The primary bottleneck is memory bandwidth (I/O). The time spent reading and writing the massive $L \times L$ attention matrix between the slow High Bandwidth Memory (HBM) and the fast on-chip SRAM dominates the execution time, rather than the actual floating-point operations required for matrix multiplication.

Quiz 2: How does FlashAttention-1 compute the softmax function correctly without loading the entire row of the attention matrix into SRAM at once?

FlashAttention uses a technique called online softmax. It processes the row in blocks (tiles) and maintains running statistics (specifically the running maximum and the sum of exponentials).

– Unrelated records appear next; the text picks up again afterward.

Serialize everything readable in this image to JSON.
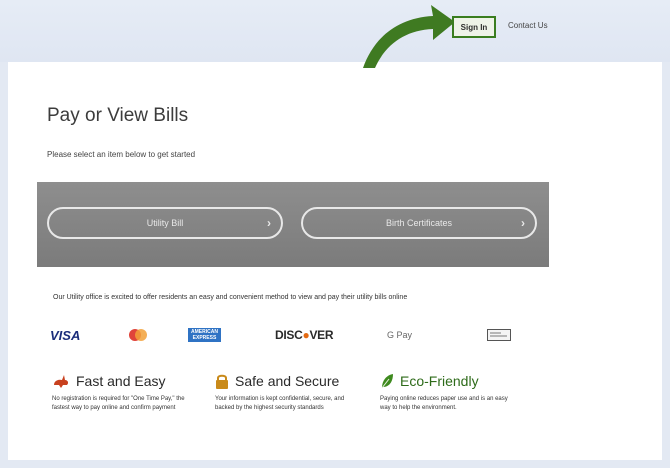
{
  "header": {
    "sign_in_label": "Sign In",
    "contact_label": "Contact Us"
  },
  "main": {
    "title": "Pay or View Bills",
    "subtitle": "Please select an item below to get started",
    "buttons": [
      {
        "label": "Utility Bill"
      },
      {
        "label": "Birth Certificates"
      }
    ],
    "intro": "Our Utility office is excited to offer residents an easy and convenient method to view and pay their utility bills online"
  },
  "payments": {
    "visa": "VISA",
    "amex_line1": "AMERICAN",
    "amex_line2": "EXPRESS",
    "discover_a": "DISC",
    "discover_o": "●",
    "discover_b": "VER",
    "gpay": "G Pay"
  },
  "features": [
    {
      "title": "Fast and Easy",
      "desc": "No registration is required for \"One Time Pay,\" the fastest way to pay online and confirm payment"
    },
    {
      "title": "Safe and Secure",
      "desc": "Your information is kept confidential, secure, and backed by the highest security standards"
    },
    {
      "title": "Eco-Friendly",
      "desc": "Paying online reduces paper use and is an easy way to help the environment."
    }
  ],
  "colors": {
    "accent_green": "#3a7d1f",
    "banner_gray": "#858585",
    "rabbit_red": "#c8411f",
    "lock_gold": "#c98a1a",
    "leaf_green": "#3e8a1e"
  },
  "icons": [
    "arrow-annotation-icon",
    "rabbit-icon",
    "lock-icon",
    "leaf-icon",
    "chevron-right-icon"
  ]
}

When moving to a new block, it rescales the accumulated results using the new maximum, allowing it to compute the exact softmax result without ever materializing the full row in memory.

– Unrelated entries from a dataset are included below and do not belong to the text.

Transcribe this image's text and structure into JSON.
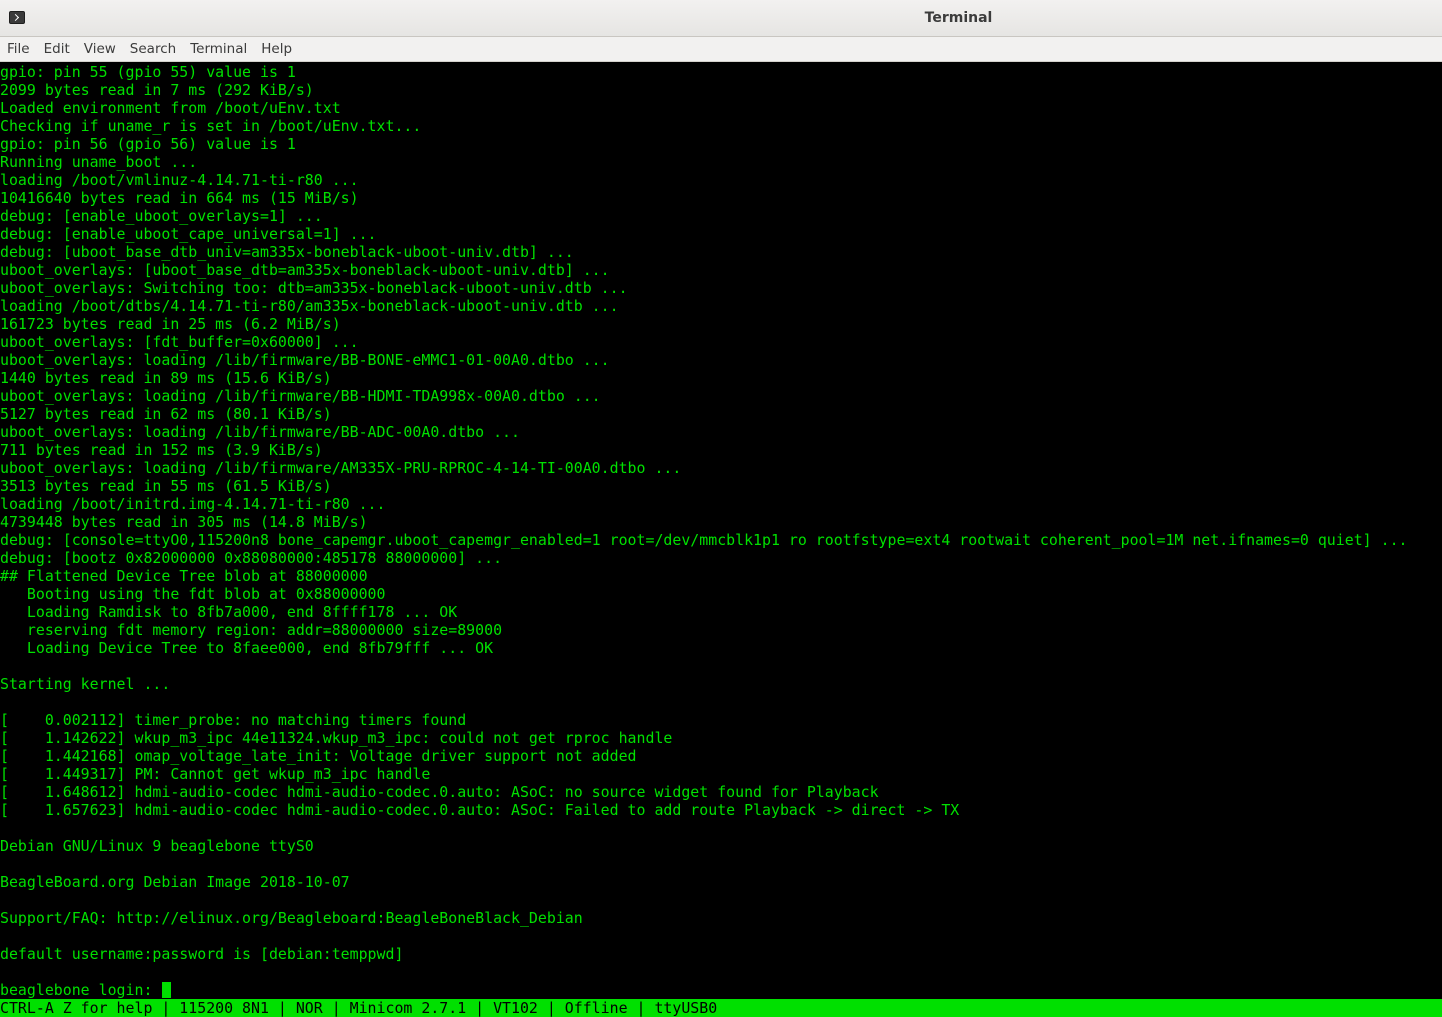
{
  "window": {
    "title": "Terminal",
    "icon": "terminal-icon"
  },
  "menubar": {
    "items": [
      "File",
      "Edit",
      "View",
      "Search",
      "Terminal",
      "Help"
    ]
  },
  "terminal": {
    "colors": {
      "foreground": "#00e000",
      "background": "#000000"
    },
    "lines": [
      "gpio: pin 55 (gpio 55) value is 1",
      "2099 bytes read in 7 ms (292 KiB/s)",
      "Loaded environment from /boot/uEnv.txt",
      "Checking if uname_r is set in /boot/uEnv.txt...",
      "gpio: pin 56 (gpio 56) value is 1",
      "Running uname_boot ...",
      "loading /boot/vmlinuz-4.14.71-ti-r80 ...",
      "10416640 bytes read in 664 ms (15 MiB/s)",
      "debug: [enable_uboot_overlays=1] ...",
      "debug: [enable_uboot_cape_universal=1] ...",
      "debug: [uboot_base_dtb_univ=am335x-boneblack-uboot-univ.dtb] ...",
      "uboot_overlays: [uboot_base_dtb=am335x-boneblack-uboot-univ.dtb] ...",
      "uboot_overlays: Switching too: dtb=am335x-boneblack-uboot-univ.dtb ...",
      "loading /boot/dtbs/4.14.71-ti-r80/am335x-boneblack-uboot-univ.dtb ...",
      "161723 bytes read in 25 ms (6.2 MiB/s)",
      "uboot_overlays: [fdt_buffer=0x60000] ...",
      "uboot_overlays: loading /lib/firmware/BB-BONE-eMMC1-01-00A0.dtbo ...",
      "1440 bytes read in 89 ms (15.6 KiB/s)",
      "uboot_overlays: loading /lib/firmware/BB-HDMI-TDA998x-00A0.dtbo ...",
      "5127 bytes read in 62 ms (80.1 KiB/s)",
      "uboot_overlays: loading /lib/firmware/BB-ADC-00A0.dtbo ...",
      "711 bytes read in 152 ms (3.9 KiB/s)",
      "uboot_overlays: loading /lib/firmware/AM335X-PRU-RPROC-4-14-TI-00A0.dtbo ...",
      "3513 bytes read in 55 ms (61.5 KiB/s)",
      "loading /boot/initrd.img-4.14.71-ti-r80 ...",
      "4739448 bytes read in 305 ms (14.8 MiB/s)",
      "debug: [console=ttyO0,115200n8 bone_capemgr.uboot_capemgr_enabled=1 root=/dev/mmcblk1p1 ro rootfstype=ext4 rootwait coherent_pool=1M net.ifnames=0 quiet] ...",
      "debug: [bootz 0x82000000 0x88080000:485178 88000000] ...",
      "## Flattened Device Tree blob at 88000000",
      "   Booting using the fdt blob at 0x88000000",
      "   Loading Ramdisk to 8fb7a000, end 8ffff178 ... OK",
      "   reserving fdt memory region: addr=88000000 size=89000",
      "   Loading Device Tree to 8faee000, end 8fb79fff ... OK",
      "",
      "Starting kernel ...",
      "",
      "[    0.002112] timer_probe: no matching timers found",
      "[    1.142622] wkup_m3_ipc 44e11324.wkup_m3_ipc: could not get rproc handle",
      "[    1.442168] omap_voltage_late_init: Voltage driver support not added",
      "[    1.449317] PM: Cannot get wkup_m3_ipc handle",
      "[    1.648612] hdmi-audio-codec hdmi-audio-codec.0.auto: ASoC: no source widget found for Playback",
      "[    1.657623] hdmi-audio-codec hdmi-audio-codec.0.auto: ASoC: Failed to add route Playback -> direct -> TX",
      "",
      "Debian GNU/Linux 9 beaglebone ttyS0",
      "",
      "BeagleBoard.org Debian Image 2018-10-07",
      "",
      "Support/FAQ: http://elinux.org/Beagleboard:BeagleBoneBlack_Debian",
      "",
      "default username:password is [debian:temppwd]",
      ""
    ],
    "prompt": "beaglebone login: "
  },
  "statusbar": {
    "text": "CTRL-A Z for help | 115200 8N1 | NOR | Minicom 2.7.1 | VT102 | Offline | ttyUSB0"
  }
}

Quiz 3: Why does FlashAttention recompute the attention matrix during the backward pass instead of storing it during the forward pass?

Storing the $L \times L$ attention matrix during the forward pass would require $O(L^2)$ memory, defeating the main purpose of FlashAttention (reducing memory footprint). By recomputing the attention matrix on the fly in fast SRAM using the stored blocks of $\mathbf{Q}, \mathbf{K}, \mathbf{V}$ during the backward pass, FlashAttention trades a small amount of extra compute for a massive reduction in memory bandwidth and storage costs.

Quiz 4: Calculate the memory footprint of the intermediate attention matrix (

\mathbf{S} = \mathbf{Q}\mathbf{K}^T

) for a single head with sequence length

L = 128,000

using FP16. How does FlashAttention avoid an Out-Of-Memory (OOM) error in this scenario?

For FP16, each element consumes 2 bytes. The intermediate matrix has dimensions $L \times L = 128,000 \times 128,000 = 1.6384 \times 10^{10}$ elements. The memory footprint is $1.6384 \times 10^{10} \times 2 \text{ bytes} \approx 32.77 \text{ GB}$ per head. For a standard hidden size with 32 heads, this would require over 1 Terabyte of VRAM, causing an immediate OOM. FlashAttention avoids this by utilizing SRAM tiling, materializing only smaller blocks (e.g., $64 \times 64$ ), ensuring the intermediate matrix is never written to HBM.

References

Dao, T., Fu, D., Ermon, S., Rudra, A., & Ré, C. (2022). FlashAttention: Fast and memory-efficient exact attention with IO-awareness. arXiv:2205.14135.
Dao, T. (2023). FlashAttention-2: Faster attention with better parallelism and work partitioning. arXiv:2307.08691.
Dao, T., & Haziza, N. (2024). FlashAttention-3: Fast and Accurate Attention with Asynchrony and Low-precision. arXiv:2407.08608.